Seketika Arlin menolehkan kepalanya ke belakang untuk mengecek keberadaan hantu nenek tadi.
“Eh udah nggak ada. Hahhh! Sumpah berasa dikejar setan deh gue.”kata Arlin.
“Yeu emang dikejar setan mohon maap neng.”
Arlin hanya memasang cengiran khasnya dan berjalan di samping Jeffrey di sepanjang koridor. Laki-laki yang kini sudah berjalan di sisinya ini adalah kakak tingkat Arlin atau bisa dibilang sahabat terdekat gadis itu. Jeffrey sudah menemani Arlin sejak awal masuk kampus ini, berawal dari Jeffrey yang menjadi kakak pembina kelompok Arlin saat ospek fakultas membuat mereka lama kelamaan menjadi semakin dekat. Tak ayal, banyak orang-orang mengira mereka berpacaran karena Jeffrey yang terlihat selalu menjaga Arlin kemana pun gadis itu pergi.

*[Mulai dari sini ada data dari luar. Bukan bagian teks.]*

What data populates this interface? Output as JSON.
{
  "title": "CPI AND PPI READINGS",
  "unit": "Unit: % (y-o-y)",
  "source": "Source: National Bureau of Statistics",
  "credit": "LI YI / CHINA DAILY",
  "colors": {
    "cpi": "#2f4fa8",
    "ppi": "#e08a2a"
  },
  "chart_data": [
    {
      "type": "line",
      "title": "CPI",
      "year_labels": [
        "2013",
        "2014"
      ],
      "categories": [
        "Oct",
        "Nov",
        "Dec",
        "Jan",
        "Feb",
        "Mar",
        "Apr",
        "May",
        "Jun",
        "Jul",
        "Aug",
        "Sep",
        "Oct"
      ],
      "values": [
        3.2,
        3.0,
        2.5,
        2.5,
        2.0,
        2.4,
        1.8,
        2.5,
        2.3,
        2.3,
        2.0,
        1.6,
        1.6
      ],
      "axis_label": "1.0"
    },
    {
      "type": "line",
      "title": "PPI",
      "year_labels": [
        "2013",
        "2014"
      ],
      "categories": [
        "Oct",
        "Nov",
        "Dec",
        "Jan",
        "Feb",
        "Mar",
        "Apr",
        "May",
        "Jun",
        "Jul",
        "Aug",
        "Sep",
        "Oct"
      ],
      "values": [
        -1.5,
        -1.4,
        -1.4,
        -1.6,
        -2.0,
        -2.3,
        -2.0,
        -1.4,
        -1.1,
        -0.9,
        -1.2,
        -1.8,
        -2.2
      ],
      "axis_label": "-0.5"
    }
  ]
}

Namun, banyak juga orang-orang yang membicarakan Arlin karena kedekatannya dengan Jeffrey, Si Pangeran Kampus. Pasalnya, Jeffrey ini termasuk salah satu jajaran most-wanted guy di kampus mereka. Wajah laki-laki itu yang tampan dan postur tubuhnya yang tinggi dan berisi akibat sering menghabiskan waktu di sasana olahraga membuatnya menjadi rebutan para kaum hawa. Akibat itu, tidak sedikit pula banyak orang yang mengecam Arlin karena menurut mereka, gadis pendiam dan tertutup itu tidaklah pantas bersanding dengan Jeffrey.

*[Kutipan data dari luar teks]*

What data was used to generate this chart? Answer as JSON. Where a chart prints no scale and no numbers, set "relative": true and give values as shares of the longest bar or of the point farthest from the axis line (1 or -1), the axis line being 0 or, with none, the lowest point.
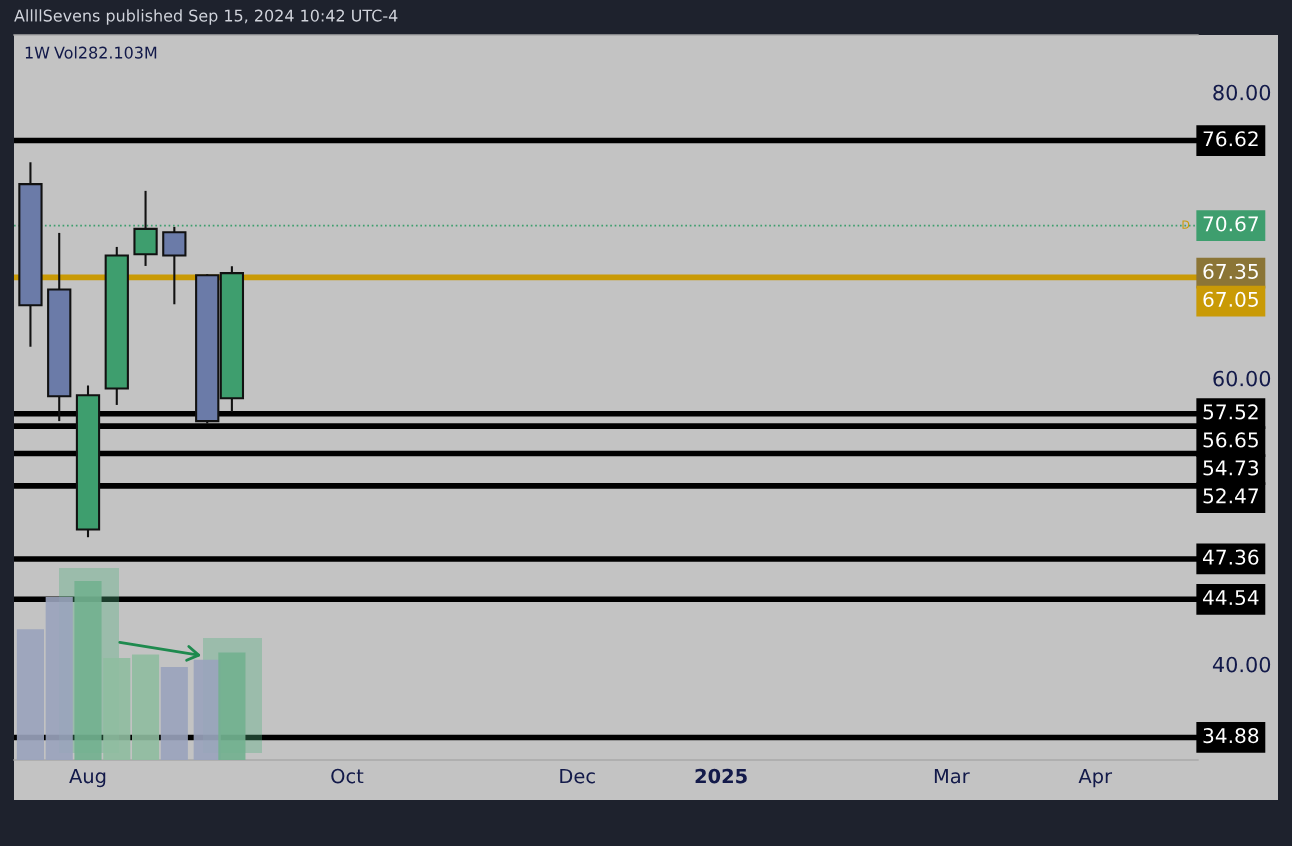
{
  "chart_data": [
    {
      "type": "candlestick",
      "title": "1W",
      "annotations": [
        "AllllSevens published Sep 15, 2024 10:42 UTC-4",
        {
          "text": "D",
          "x": "2025-04-29",
          "y": 70.67
        },
        "67.35"
      ],
      "x": [
        "2024-07-22",
        "2024-07-29",
        "2024-08-05",
        "2024-08-12",
        "2024-08-19",
        "2024-08-26",
        "2024-09-03",
        "2024-09-09"
      ],
      "ohlc": [
        [
          73.57,
          75.1,
          62.2,
          65.1
        ],
        [
          66.2,
          70.16,
          57.0,
          58.74
        ],
        [
          49.42,
          59.49,
          48.88,
          58.81
        ],
        [
          59.28,
          69.18,
          58.13,
          68.58
        ],
        [
          68.67,
          73.1,
          67.85,
          70.44
        ],
        [
          70.21,
          70.58,
          65.17,
          68.58
        ],
        [
          67.2,
          67.27,
          56.83,
          57.0
        ],
        [
          58.6,
          67.83,
          57.64,
          67.35
        ]
      ],
      "colors": [
        "#6b7ba8",
        "#6b7ba8",
        "#3e9e6e",
        "#3e9e6e",
        "#3e9e6e",
        "#6b7ba8",
        "#6b7ba8",
        "#3e9e6e"
      ],
      "xlim": [
        "2024-07-18",
        "2025-05-02"
      ],
      "xticks": [
        {
          "value": "2024-08-05",
          "label": "Aug"
        },
        {
          "value": "2024-10-07",
          "label": "Oct"
        },
        {
          "value": "2024-12-02",
          "label": "Dec"
        },
        {
          "value": "2025-01-06",
          "label": "2025"
        },
        {
          "value": "2025-03-03",
          "label": "Mar"
        },
        {
          "value": "2025-04-07",
          "label": "Apr"
        }
      ],
      "ylim": [
        33.3,
        84.0
      ],
      "yticks": [
        {
          "value": 40,
          "label": "40.00"
        },
        {
          "value": 60,
          "label": "60.00"
        },
        {
          "value": 80,
          "label": "80.00"
        }
      ],
      "ref_lines": [
        {
          "axis": "y",
          "value": 76.62,
          "label": "76.62",
          "color": "#000000",
          "line_style": "solid"
        },
        {
          "axis": "y",
          "value": 70.67,
          "label": "70.67",
          "color": "#3e9e6e",
          "line_style": "dotted"
        },
        {
          "axis": "y",
          "value": 67.05,
          "label": "67.05",
          "color": "#c99a06",
          "line_style": "solid"
        },
        {
          "axis": "y",
          "value": 57.52,
          "label": "57.52",
          "color": "#000000",
          "line_style": "solid"
        },
        {
          "axis": "y",
          "value": 56.65,
          "label": "56.65",
          "color": "#000000",
          "line_style": "solid"
        },
        {
          "axis": "y",
          "value": 54.73,
          "label": "54.73",
          "color": "#000000",
          "line_style": "solid"
        },
        {
          "axis": "y",
          "value": 52.47,
          "label": "52.47",
          "color": "#000000",
          "line_style": "solid"
        },
        {
          "axis": "y",
          "value": 47.36,
          "label": "47.36",
          "color": "#000000",
          "line_style": "solid"
        },
        {
          "axis": "y",
          "value": 44.54,
          "label": "44.54",
          "color": "#000000",
          "line_style": "solid"
        },
        {
          "axis": "y",
          "value": 34.88,
          "label": "34.88",
          "color": "#000000",
          "line_style": "solid"
        }
      ],
      "grid": false,
      "legend": false
    },
    {
      "type": "bar",
      "title": "Vol282.103M",
      "relative": true,
      "x": [
        "2024-07-22",
        "2024-07-29",
        "2024-08-05",
        "2024-08-12",
        "2024-08-19",
        "2024-08-26",
        "2024-09-03",
        "2024-09-09"
      ],
      "values": [
        0.73,
        0.91,
        1,
        0.57,
        0.59,
        0.52,
        0.56,
        0.6
      ],
      "colors": [
        "#9aa3bd",
        "#9aa3bd",
        "#72b08f",
        "#8fbca0",
        "#8fbca0",
        "#9aa3bd",
        "#9aa3bd",
        "#72b08f"
      ],
      "xlim": [
        "2024-07-18",
        "2025-05-02"
      ]
    }
  ]
}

Belum lagi, reputasi Arlin yang terkenal sangat tertutup dengan orang-orang disekitarnya membuat gadis itu dinilai sebagai gadis yang aneh di kampusnya. Padahal, kalau dibandingkan dengan mahasiswi-mahasiswi lainnya, Arlin tidak kalah cantik dengan mereka, mungkin itu sebabnya banyak orang yang heran dengan sikap Arlin yang tertutup. Gadis itu sebenarnya sangat cantik, tetapi sikapnya yang aneh dan seakan tidak peduli dengan sekitarnya itu membuatnya tidak disukai oleh teman-temannya, khususnya para penggemar Jeffrey.
“Lo bukannya katanya ada ujian Accounting Theory?”tanya Jeffrey memecah keheningan.
Seketika Arlin mengecek jam tangan yang melingkar di tangan kirinya sambil tak lupa memasang wajah horor.
“HAH? WAIT ANJER GUE KAN UJIAN JEFF! INI BU GINA PASTI UDAH DI KELAS INI MAH UDAH JAM SEGINI!”
“Hadehh kebiasaan lo-" Belum sempat Jeffrey menyelesaikan kalimatnya, Arlin sudah berlari kencang memutar arah untuk segera sampai ke kelasnya sebelum ia harus menerima semua omelan dosen tergalak di fakultasnya itu.
---------
“Gimana tadi ujiannya?”
Arlin hanya menghela nafas untuk menjawab pertanyaan Jeffrey. Jeffrey yang merasa pertanyaannya sudah terjawab hanya dengan mendengar helaan nafas Arlin hanya terkekeh sambil mengusap pelan kepala Arlin.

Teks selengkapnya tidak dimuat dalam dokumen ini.